You might like to read "peak" by anders Ericsson on learning and expertise.

Personally I read a lot of books. I then grow, change, adapt and think differently because of the ~70 I've read each year for the past 3 years (and less each year before that). I often encounter people saying that they don't learn from books. And asking me if I do learn from them. I can quote a lot of the books, I can describe how they fit in with the other books I know, I can teach people what was in the books.

I don't believe I am an anomaly. I agree that in-person information transmission is more effective, but the transmitter needs to be good enough. And available. Many books I've read, I could not book the authors time to chat and teach me what they know.

Words point to the non-conceptual reality. In-person transmission enables embodiment of language as well. In short - potentially more transmits.

With books, the writing has to be careful to transmit well. Or the reader has to make assumptions. I tend to think, "who would I have to be to believe what the author has said." at the same time as considering the truth claims and relevance to myself and my perception of reality.

A good book non-fiction book not only helps people to learn a new subject but it also provides evidence that what's supposed to be learned is true.

I have the impression that the author of the article doesn't see that as an important part of the job of a book and would be very willing to replace the book with edtech that only focuses on transmitting ideas so that they are in the head of the student without going through the trouble of providing a case for them.

Still reading, but I certainly got off the bus a bit with this paragraph (which seems largely false to me).
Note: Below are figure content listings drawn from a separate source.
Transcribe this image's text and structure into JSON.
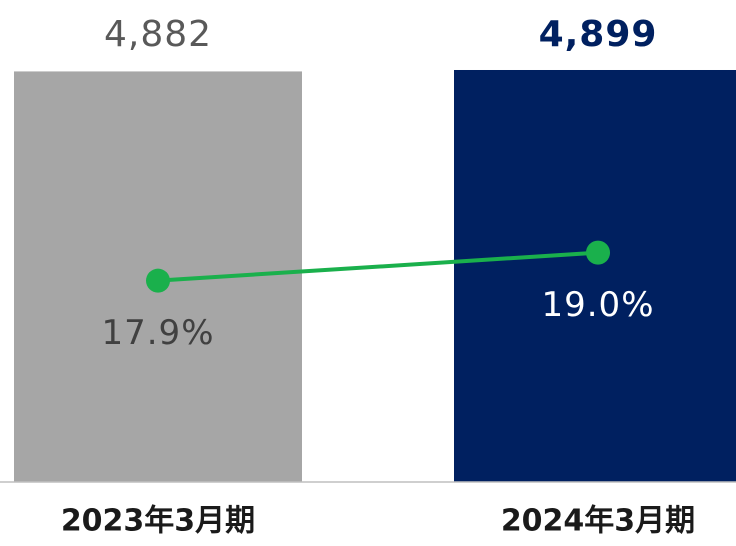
{
  "chart_data": {
    "type": "bar",
    "categories": [
      "2023年3月期",
      "2024年3月期"
    ],
    "series": [
      {
        "type": "bar",
        "colors": [
          "#a6a6a6",
          "#002060"
        ],
        "values": [
          4882,
          4899
        ],
        "value_labels": [
          "4,882",
          "4,899"
        ]
      },
      {
        "type": "line",
        "axis": "y2",
        "color": "#1ab04c",
        "values": [
          17.9,
          19.0
        ],
        "value_labels": [
          "17.9%",
          "19.0%"
        ]
      }
    ],
    "ylim": [
      0,
      5000
    ],
    "y2lim": [
      10,
      26.5
    ]
  }
}
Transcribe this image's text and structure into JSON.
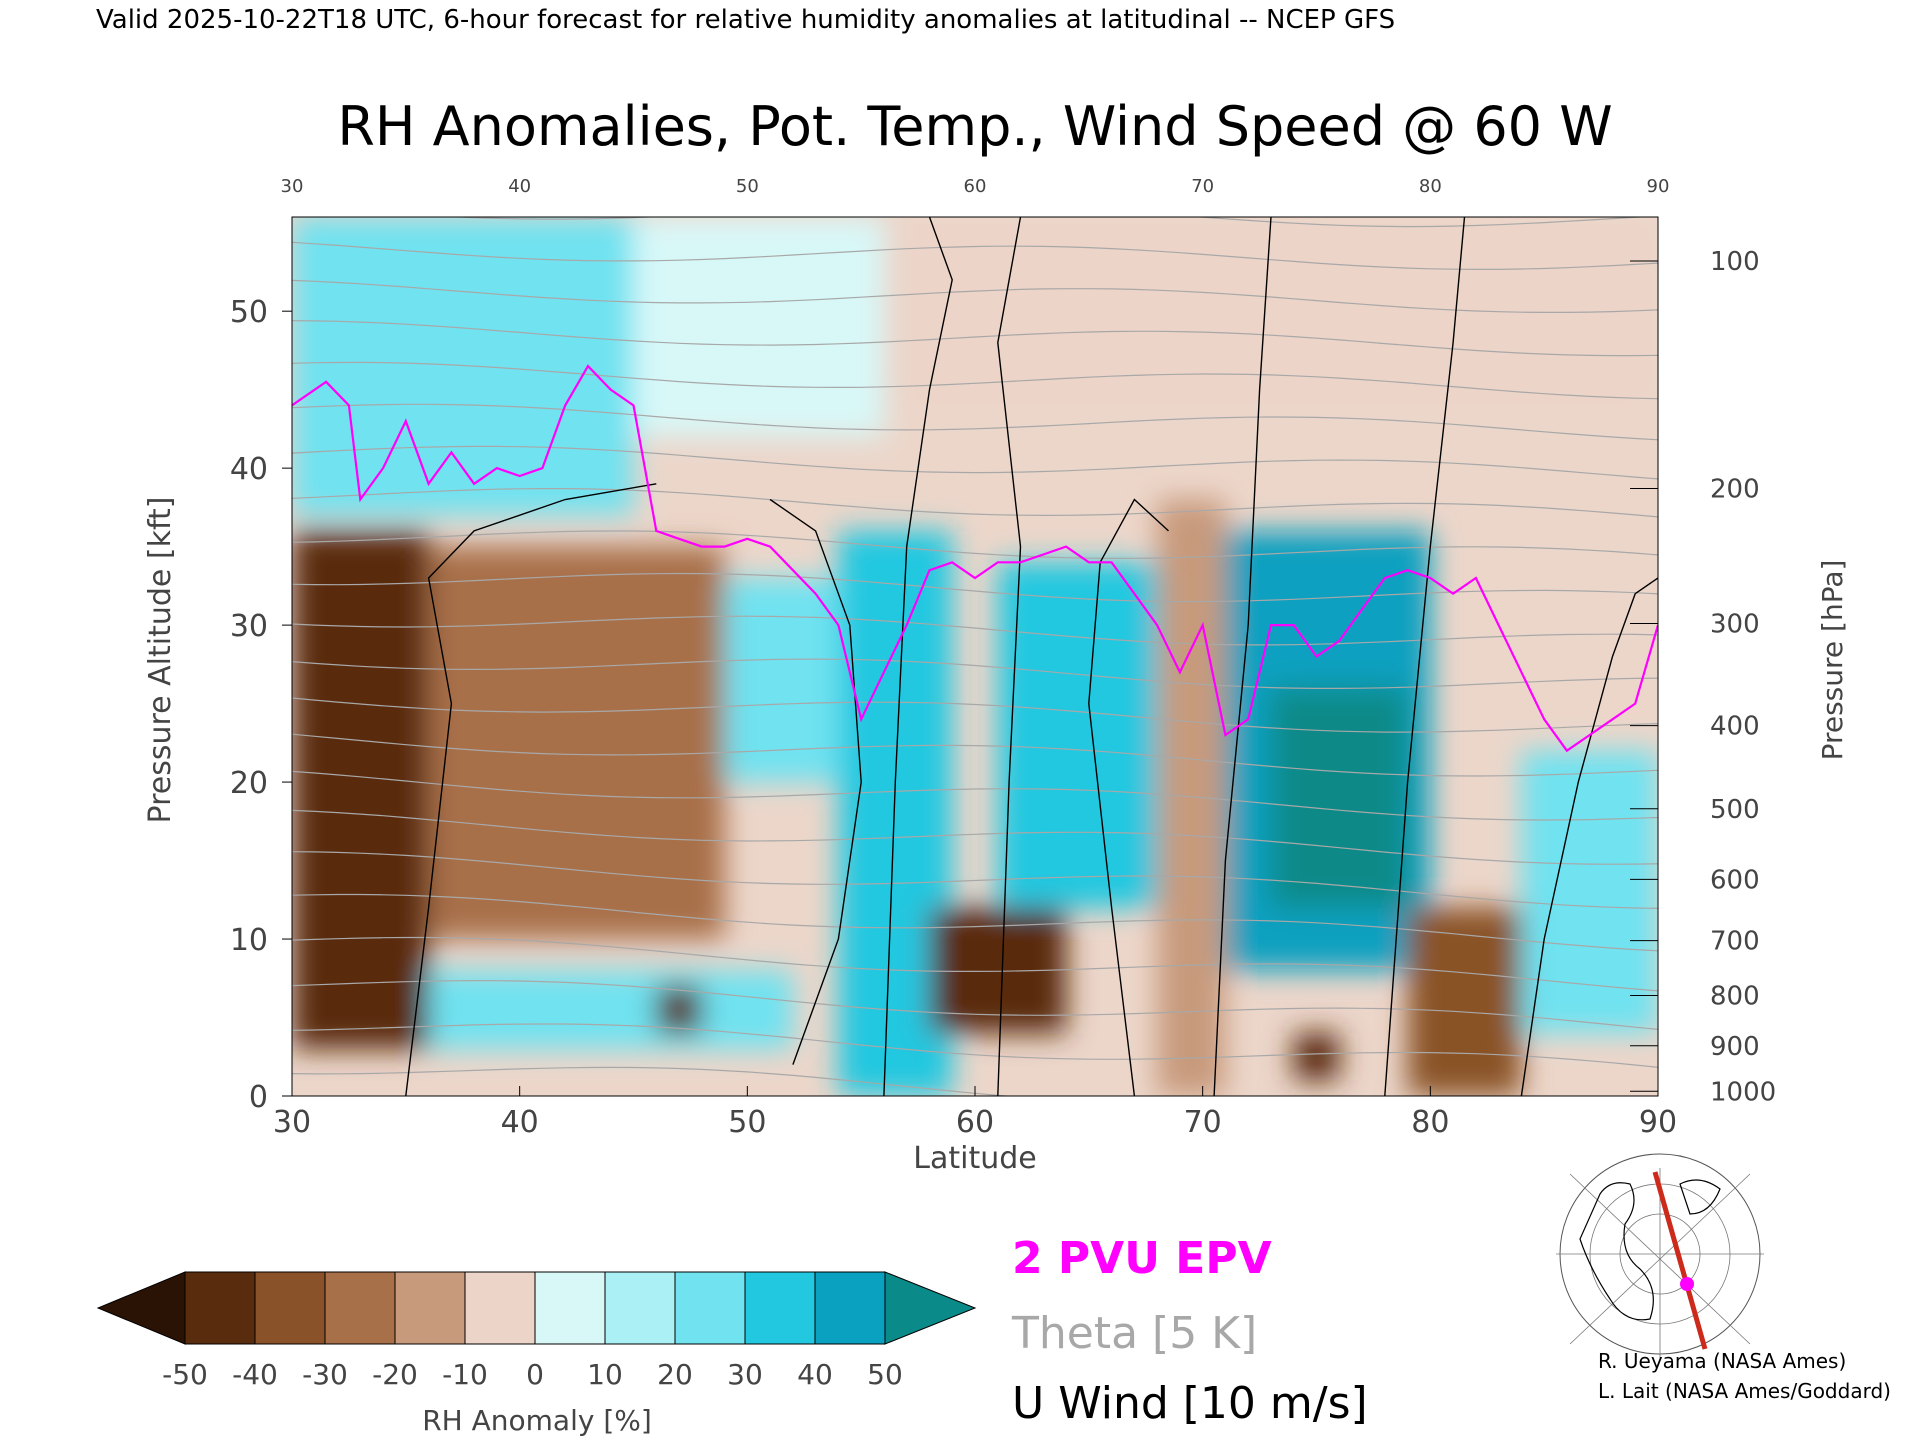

Let’s begin by looking at textbooks in practice. It’s striking that academic courses are often structured around textbooks, but lots of people spend the extra time and money to enroll in those courses—rather than just studying the textbooks independently. Indeed, I suspect that textbooks are mostly purchased for course syllabi, not for self-study. Sure: some people take courses because they want a credential. But plenty of students genuinely feel they’ll learn more by taking courses than they would by studying those courses’ textbooks. Assuming students’ feelings aren’t completely misplaced, courses must be offering something extra that’s important to how people learn.

Courses seem to provide people a way to motivate themselves to study that most people wouldn't have in the same way for reading a textbook (even when in the LW space there are more people who like reading textbooks).